夜の隅っこ
2019/06/02
病棟24時
ひんやりと冷たい空気が落ちる。喧騒が遠ざかるとともに身に沈む疲労は目を閉じたら意識を持っていきそうだった。
普段はちょっとした談話スペースで、長椅子には代わる代わる人が座るさわがしい場所だが、今は自動販売機の照明だけがそこに浮き出るように光っている。
気を抜いて仕事場にいた事は一度もないが、イレギュラーな対応が重なるとほんの少し息苦しかを覚える。濁流のようなものごとか落ち着き、静けさを取り戻せばまだ朝は遠かった。仮眠室に戻る気にもなれず、たまたま通りかかった病棟隅の椅子に座れば立ち上がる気が一気に失せてしまったのだ。
一服したい、と思ったが机に置き去りにしてきた煙草が手元にあるわけもなく。
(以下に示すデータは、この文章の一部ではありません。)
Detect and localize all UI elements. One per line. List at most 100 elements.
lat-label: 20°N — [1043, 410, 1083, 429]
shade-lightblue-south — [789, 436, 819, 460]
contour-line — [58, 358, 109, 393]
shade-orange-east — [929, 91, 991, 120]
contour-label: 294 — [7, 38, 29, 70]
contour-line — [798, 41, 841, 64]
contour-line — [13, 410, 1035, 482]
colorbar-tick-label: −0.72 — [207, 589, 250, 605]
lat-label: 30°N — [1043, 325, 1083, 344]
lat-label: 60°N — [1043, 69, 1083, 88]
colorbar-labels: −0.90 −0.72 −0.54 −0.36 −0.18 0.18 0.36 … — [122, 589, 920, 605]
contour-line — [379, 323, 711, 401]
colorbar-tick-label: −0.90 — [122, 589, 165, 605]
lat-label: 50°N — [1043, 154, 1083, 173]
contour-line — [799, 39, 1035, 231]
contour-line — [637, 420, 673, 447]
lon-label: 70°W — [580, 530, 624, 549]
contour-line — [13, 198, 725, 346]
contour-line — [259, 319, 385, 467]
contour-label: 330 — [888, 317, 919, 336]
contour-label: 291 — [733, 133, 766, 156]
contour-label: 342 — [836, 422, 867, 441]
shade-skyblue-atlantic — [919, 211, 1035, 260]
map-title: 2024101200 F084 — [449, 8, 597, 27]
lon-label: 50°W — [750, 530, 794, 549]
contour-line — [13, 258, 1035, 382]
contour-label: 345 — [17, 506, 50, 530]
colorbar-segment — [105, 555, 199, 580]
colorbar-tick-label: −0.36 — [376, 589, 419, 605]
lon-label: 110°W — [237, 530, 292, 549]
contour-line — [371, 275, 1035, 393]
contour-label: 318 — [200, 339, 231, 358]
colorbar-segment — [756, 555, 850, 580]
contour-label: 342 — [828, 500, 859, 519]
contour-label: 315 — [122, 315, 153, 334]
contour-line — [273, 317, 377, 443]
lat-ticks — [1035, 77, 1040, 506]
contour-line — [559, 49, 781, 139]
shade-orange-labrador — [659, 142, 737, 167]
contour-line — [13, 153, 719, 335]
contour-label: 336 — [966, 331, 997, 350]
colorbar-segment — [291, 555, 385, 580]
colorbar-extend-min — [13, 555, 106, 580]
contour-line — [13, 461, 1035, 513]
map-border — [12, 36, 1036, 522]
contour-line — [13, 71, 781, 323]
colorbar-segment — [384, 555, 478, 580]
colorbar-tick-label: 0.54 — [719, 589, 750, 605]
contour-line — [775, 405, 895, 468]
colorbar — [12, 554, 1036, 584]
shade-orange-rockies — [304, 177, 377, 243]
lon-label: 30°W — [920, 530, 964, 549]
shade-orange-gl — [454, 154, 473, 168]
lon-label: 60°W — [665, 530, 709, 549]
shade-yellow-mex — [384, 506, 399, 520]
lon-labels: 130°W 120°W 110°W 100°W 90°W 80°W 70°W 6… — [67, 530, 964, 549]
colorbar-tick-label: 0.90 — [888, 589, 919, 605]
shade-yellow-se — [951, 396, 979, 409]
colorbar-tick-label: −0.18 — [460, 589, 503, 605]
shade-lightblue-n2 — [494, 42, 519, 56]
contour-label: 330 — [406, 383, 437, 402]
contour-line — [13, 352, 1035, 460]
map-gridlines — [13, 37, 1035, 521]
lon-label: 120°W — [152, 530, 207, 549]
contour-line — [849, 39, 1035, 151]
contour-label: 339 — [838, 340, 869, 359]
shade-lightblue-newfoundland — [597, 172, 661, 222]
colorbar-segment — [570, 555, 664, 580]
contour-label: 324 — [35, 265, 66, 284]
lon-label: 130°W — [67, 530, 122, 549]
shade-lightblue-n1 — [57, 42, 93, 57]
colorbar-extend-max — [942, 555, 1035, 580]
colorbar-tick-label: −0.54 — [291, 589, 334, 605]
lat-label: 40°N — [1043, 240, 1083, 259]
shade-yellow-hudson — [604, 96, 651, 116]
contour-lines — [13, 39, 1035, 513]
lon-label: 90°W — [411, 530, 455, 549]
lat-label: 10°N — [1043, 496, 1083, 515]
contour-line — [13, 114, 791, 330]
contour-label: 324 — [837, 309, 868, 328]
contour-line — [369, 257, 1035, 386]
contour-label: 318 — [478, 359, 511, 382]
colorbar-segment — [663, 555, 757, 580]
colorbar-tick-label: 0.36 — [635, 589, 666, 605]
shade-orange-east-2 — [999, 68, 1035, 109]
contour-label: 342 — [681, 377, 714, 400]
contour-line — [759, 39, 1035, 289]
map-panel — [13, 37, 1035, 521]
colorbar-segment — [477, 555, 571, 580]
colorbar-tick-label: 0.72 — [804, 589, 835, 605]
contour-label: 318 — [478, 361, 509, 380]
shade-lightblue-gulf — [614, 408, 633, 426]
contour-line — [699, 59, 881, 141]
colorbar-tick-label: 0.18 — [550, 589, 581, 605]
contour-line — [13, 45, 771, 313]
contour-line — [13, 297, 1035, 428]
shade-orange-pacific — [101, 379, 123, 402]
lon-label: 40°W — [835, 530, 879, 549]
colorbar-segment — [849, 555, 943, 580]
そもそもあったところで喫煙室にすら赴くのが面倒だった。
「はじめくん見っけ」
「……」
重い夜の静けさを散らす声に目だけ向けると、軽い足音を鳴らしながらこちらに王路が歩いてくるのが見えた。
「仮眠室戻ったって聞いたのにいないんだもん」
「……」
「外でそんな顔してるの珍しいね」
何が面白いのかにこにこと笑って、ハジメの側に立つと「おつかれさま」と缶コーヒーを差し出した。ハジメは一瞬王路の顔を見てから差し出されたそれを受け取った。
「……煙草が吸いたい」
「持ってきてないよ」
「期待してない」
文句でも注文でもなく、どちらかといえば愚痴のように流れた言葉に王路は少し困って見せるように眉を下げた。特に続ける会話もなく、缶コーヒーのタブに指をかけると、側に立っていた王路がハジメを目の前から見下ろすように立つ。「なんだ」と顔を上げると、王路の長い髪が頬に触れる。同時に太腿に軽く重みがかかる。すぐそこで薫る檸檬の匂いに一瞬コーヒーから手を離しそうになった。